The IMF All Commodity Index (IMF-ACI) is maintained by the International Monetary Fund which tracks prices of internationally traded primary commodities, such as metals, foodstuffs, beverages, agricultural goods, and fuels. The Baltic Dry Index (BDI) is an assessment of the average price to ship raw materials (such as coal, iron ore, cement, and grains) on a number of shipping routes and by ship size. It is thus an indicator of the cost paid to ship raw materials on global markets and an important component of input costs. Container shipping rates is a composite figure accounting for shipping costs for a 40-foot container along with a sample of major trade routes.

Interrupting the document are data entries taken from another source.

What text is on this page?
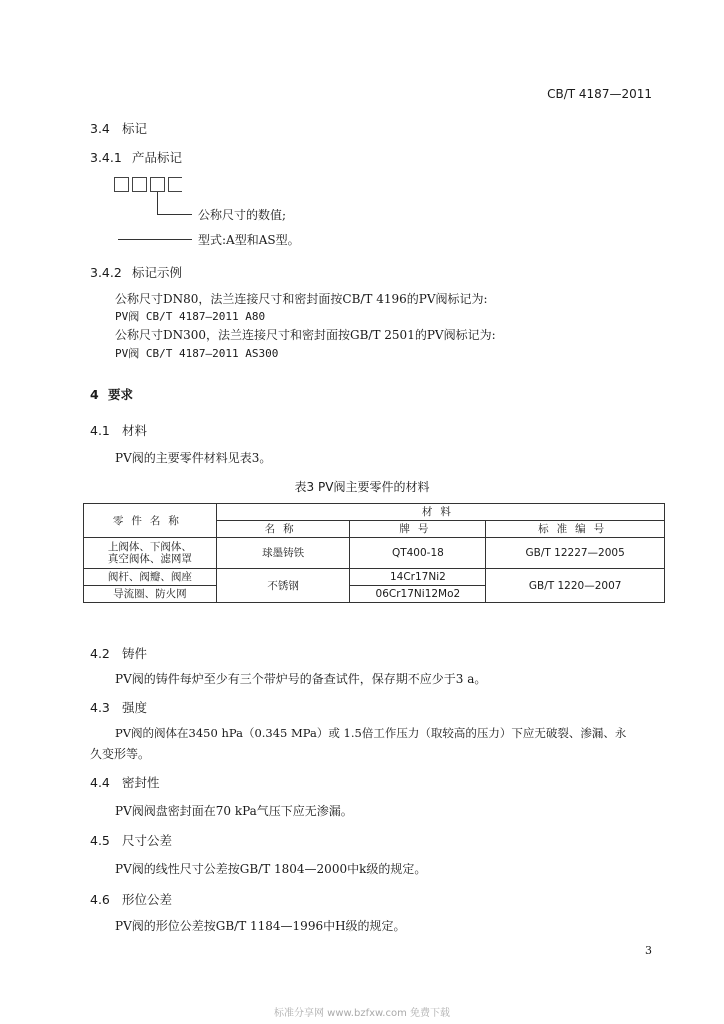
CB/T 4187—2011
3.4 标记
3.4.1 产品标记
公称尺寸的数值;
型式:A型和AS型。
3.4.2 标记示例
公称尺寸DN80，法兰连接尺寸和密封面按CB/T 4196的PV阀标记为:
PV阀 CB/T 4187—2011 A80
公称尺寸DN300，法兰连接尺寸和密封面按GB/T 2501的PV阀标记为:
PV阀 CB/T 4187—2011 AS300
4 要求
4.1 材料
PV阀的主要零件材料见表3。
表3 PV阀主要零件的材料
零件名称	材料		
	名称	牌号	标准编号

上阀体、下阀体、
真空阀体、滤网罩	球墨铸铁	QT400-18	GB/T 12227—2005
阀杆、阀瓣、阀座	不锈钢	14Cr17Ni2	GB/T 1220—2007
导流圈、防火网		06Cr17Ni12Mo2	
4.2 铸件
PV阀的铸件每炉至少有三个带炉号的备查试件，保存期不应少于3 a。
4.3 强度
PV阀的阀体在3450 hPa（0.345 MPa）或 1.5倍工作压力（取较高的压力）下应无破裂、渗漏、永
久变形等。
4.4 密封性
PV阀阀盘密封面在70 kPa气压下应无渗漏。
4.5 尺寸公差
PV阀的线性尺寸公差按GB/T 1804—2000中k级的规定。
4.6 形位公差
PV阀的形位公差按GB/T 1184—1996中H级的规定。
3
标准分享网 www.bzfxw.com 免费下载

Since 2000, the BDI has experienced much volatility and has climbed much faster than the IMF-ACI, which implies that in relative terms the cost of shipping bulk commodities has grown faster than for commodities. A major reason is that new transport capacity is difficult to bring online when the demand for commodities rises. There is thus a comparative cost incentive to consider containerization as an alternative. The collapse of the BDI and the IMF-ACI in late 2008 and early 2009 placed bulk shipping rates more in line with their conventional relation with commodity prices. From 2010 a new diverging pattern was observed as commodity prices remained in a high range while the BDI tanked to lows not seen in a decade. It remains to be seen how this relationship will unfold but the volatility of bulk shipping rates is in contract with the relative stability of container shipping rates.

Compared with the BDI and the AMF-ACI container shipping rates are showing much less volatility with rates remaining stable and even declining in the long term (in great part due to economies of scale). From a cargo value/transport cost per TEU proposition, the containerized shipping of commodities has become more advantageous. The value of the cargo has increased (3 times from the 2000 base) while the shipping rates have slightly declined.